To study common API challenges and how IT practitioners are facing these challenges, Cloudentity conducted its 2021 State of API Security, Privacy and Governance Survey with independent research firm Pulse QA. The findings of the study revealed that in 2021, a staggering 44% of enterprises have experienced substantial API security problems concerning data leakage and object property exposure resulting in major privacy issues.

With that, it has become crucial that API vulnerabilities like excessive data exposure are mitigated in the development stage, with careful API design and rigorous testing of API endpoints to ensure that no endpoint is returning more data than it should. 

How to protect our APIs against the Excessive Data Exposure Vulnerability?

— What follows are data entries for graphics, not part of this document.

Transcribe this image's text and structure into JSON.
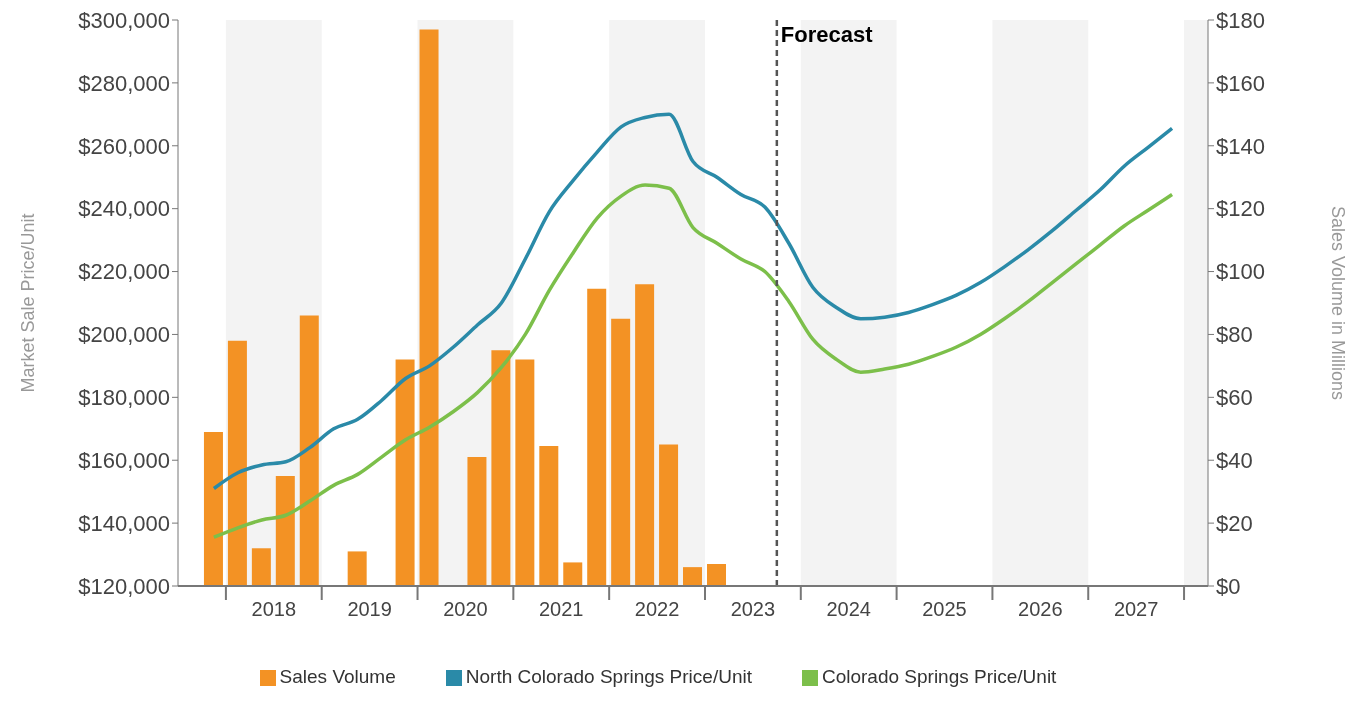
{
  "chart_data": {
    "type": "line",
    "ylabel": "Market Sale Price/Unit",
    "y2label": "Sales Volume in Millions",
    "x": [
      2017.875,
      2018.125,
      2018.375,
      2018.625,
      2018.875,
      2019.125,
      2019.375,
      2019.625,
      2019.875,
      2020.125,
      2020.375,
      2020.625,
      2020.875,
      2021.125,
      2021.375,
      2021.625,
      2021.875,
      2022.125,
      2022.375,
      2022.625,
      2022.875,
      2023.125,
      2023.375,
      2023.625,
      2023.875,
      2024.125,
      2024.375,
      2024.625,
      2024.875,
      2025.125,
      2025.375,
      2025.625,
      2025.875,
      2026.125,
      2026.375,
      2026.625,
      2026.875,
      2027.125,
      2027.375,
      2027.625,
      2027.875
    ],
    "series": [
      {
        "name": "Sales Volume",
        "type": "bar",
        "axis": "y2",
        "color": "#f39224",
        "values": [
          49,
          78,
          12,
          35,
          86,
          null,
          11,
          null,
          72,
          177,
          null,
          41,
          75,
          72,
          44.5,
          7.5,
          94.5,
          85,
          96,
          45,
          6,
          7,
          null,
          null,
          null,
          null,
          null,
          null,
          null,
          null,
          null,
          null,
          null,
          null,
          null,
          null,
          null,
          null,
          null,
          null,
          null
        ]
      },
      {
        "name": "North Colorado Springs Price/Unit",
        "color": "#2a8aa8",
        "values": [
          151000,
          156000,
          158500,
          159500,
          164000,
          170000,
          173000,
          179000,
          186000,
          190000,
          196000,
          203000,
          210000,
          224000,
          239000,
          249000,
          258000,
          266000,
          269000,
          270000,
          255000,
          250000,
          244500,
          240500,
          229000,
          215000,
          208500,
          205000,
          205500,
          207000,
          209500,
          212500,
          216500,
          221500,
          227000,
          233000,
          239500,
          246000,
          253500,
          259500,
          265500
        ]
      },
      {
        "name": "Colorado Springs Price/Unit",
        "color": "#7cbf4a",
        "values": [
          135500,
          138500,
          141000,
          142500,
          147000,
          152000,
          155500,
          161000,
          166500,
          170500,
          175500,
          181500,
          189500,
          200000,
          214000,
          226000,
          237000,
          244000,
          247500,
          246500,
          234000,
          229000,
          224000,
          220000,
          210500,
          198500,
          192000,
          188000,
          189000,
          190500,
          193000,
          196000,
          200000,
          205000,
          210500,
          216500,
          222500,
          228500,
          234500,
          239500,
          244500
        ]
      }
    ],
    "xlim": [
      2017.5,
      2028.25
    ],
    "xticks": [
      {
        "value": 2018,
        "label": null
      },
      {
        "value": 2018.5,
        "label": "2018"
      },
      {
        "value": 2019,
        "label": null
      },
      {
        "value": 2019.5,
        "label": "2019"
      },
      {
        "value": 2020,
        "label": null
      },
      {
        "value": 2020.5,
        "label": "2020"
      },
      {
        "value": 2021,
        "label": null
      },
      {
        "value": 2021.5,
        "label": "2021"
      },
      {
        "value": 2022,
        "label": null
      },
      {
        "value": 2022.5,
        "label": "2022"
      },
      {
        "value": 2023,
        "label": null
      },
      {
        "value": 2023.5,
        "label": "2023"
      },
      {
        "value": 2024,
        "label": null
      },
      {
        "value": 2024.5,
        "label": "2024"
      },
      {
        "value": 2025,
        "label": null
      },
      {
        "value": 2025.5,
        "label": "2025"
      },
      {
        "value": 2026,
        "label": null
      },
      {
        "value": 2026.5,
        "label": "2026"
      },
      {
        "value": 2027,
        "label": null
      },
      {
        "value": 2027.5,
        "label": "2027"
      },
      {
        "value": 2028,
        "label": null
      }
    ],
    "ylim": [
      120000,
      300000
    ],
    "yticks": [
      {
        "value": 120000,
        "label": "$120,000"
      },
      {
        "value": 140000,
        "label": "$140,000"
      },
      {
        "value": 160000,
        "label": "$160,000"
      },
      {
        "value": 180000,
        "label": "$180,000"
      },
      {
        "value": 200000,
        "label": "$200,000"
      },
      {
        "value": 220000,
        "label": "$220,000"
      },
      {
        "value": 240000,
        "label": "$240,000"
      },
      {
        "value": 260000,
        "label": "$260,000"
      },
      {
        "value": 280000,
        "label": "$280,000"
      },
      {
        "value": 300000,
        "label": "$300,000"
      }
    ],
    "y2lim": [
      0,
      180
    ],
    "y2ticks": [
      {
        "value": 0,
        "label": "$0"
      },
      {
        "value": 20,
        "label": "$20"
      },
      {
        "value": 40,
        "label": "$40"
      },
      {
        "value": 60,
        "label": "$60"
      },
      {
        "value": 80,
        "label": "$80"
      },
      {
        "value": 100,
        "label": "$100"
      },
      {
        "value": 120,
        "label": "$120"
      },
      {
        "value": 140,
        "label": "$140"
      },
      {
        "value": 160,
        "label": "$160"
      },
      {
        "value": 180,
        "label": "$180"
      }
    ],
    "bands": [
      {
        "axis": "x",
        "from": 2018,
        "to": 2019,
        "color": "#f3f3f3"
      },
      {
        "axis": "x",
        "from": 2020,
        "to": 2021,
        "color": "#f3f3f3"
      },
      {
        "axis": "x",
        "from": 2022,
        "to": 2023,
        "color": "#f3f3f3"
      },
      {
        "axis": "x",
        "from": 2024,
        "to": 2025,
        "color": "#f3f3f3"
      },
      {
        "axis": "x",
        "from": 2026,
        "to": 2027,
        "color": "#f3f3f3"
      },
      {
        "axis": "x",
        "from": 2028,
        "to": 2028.25,
        "color": "#f3f3f3"
      }
    ],
    "ref_lines": [
      {
        "axis": "x",
        "value": 2023.75,
        "label": "Forecast",
        "color": "#555555",
        "line_style": "dashed"
      }
    ],
    "grid": false,
    "legend": "bottom",
    "marker": "none",
    "line_style": "solid"
  }
}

  1. Don’t rely on the client to filter out data. When data filtering is delegated to the client, threat actors can take advantage of this to steal the sensitive data.  
  2. Review the most commonly used API endpoints, and figure out how to set the amount of data in the responses at its bare minimum according to who the end-user is . This is the best way to avoid excessive data exposure.  
  3. Every API endpoint that is new or existing should have their responses reviewed to verify if they do not contain any PII data that is not required. You should also use API security tools that can help you monitor API endpoints which contain PII data.  
  4. Consider adopting OpenAPI standards for a secure and robust API integration. The OpenAPI standards (OAS) acts as a driving force to bring structure and order to the API development process. 

Conclusion 

As applications are becoming more complex with a vast spectrum of features and integrations with third party services, we are sure to see the amount and complexity of APIs continuously expanding. As more APIs are written, both development and security teams will have to play a pivotal role in ensuring that APIs are carefully designed, all API endpoints are rigorously tested, and best standards are followed to stop the API from returning more information to the user than it should.